Big Jake
- Species: Homarus americanus
- Sex: Male
- Born: Approximately 1934 Atlantic Ocean off the coast of Massachusetts, United States
- Died: January 9, 1984 (aged 49–50) Logan International Airport, East Boston, Massachusetts
- Known for: Being a 25lb lobster that was flown crosscountry
- Owners: Jeffrey Pyska of Anchorage, Alaska

= Big Jake (lobster) =

Lobster caught off Boston, (c. 1934–1984)

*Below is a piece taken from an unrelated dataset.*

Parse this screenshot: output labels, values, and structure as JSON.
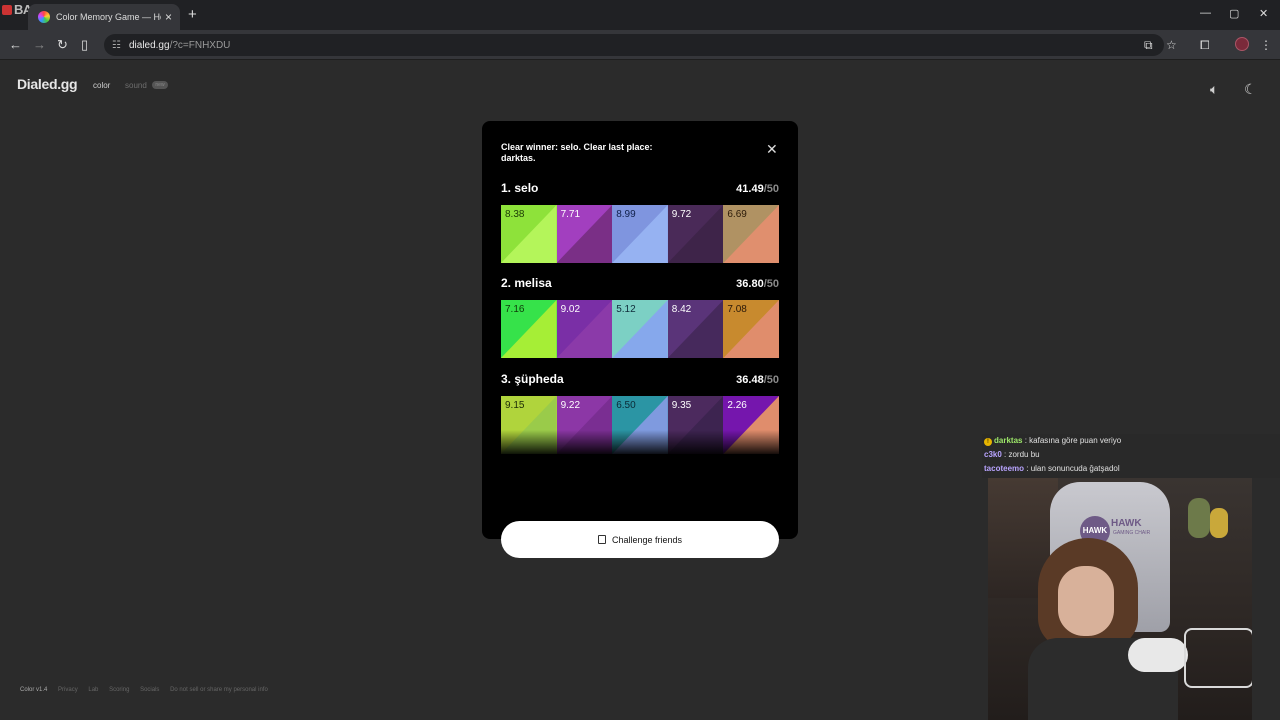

Big Jake was a famous lobster caught off the coast of Boston, Massachusetts that was sold to Jeffrey Pyska of Anchorage, Alaska who requested a large lobster. Big Jake was a popular attraction due to his large size and weight, at 25 pounds, to Pyska's customers. Big Jake was being sold for $212 and was handled to such an extent that he became sick and ill. It was later decided that the lobster would be shipped back to Boston to be rehabilitated, but upon arrival to Logan International Airport, Big Jake was dying. The lobster was later flown back to Anchorage, where his owner is reported to have Jake taxidermied. The lobster gained even more popularity due to Associated Press stories throughout January 1984. The lobster is possibly the largest lobster ever flown in the United States.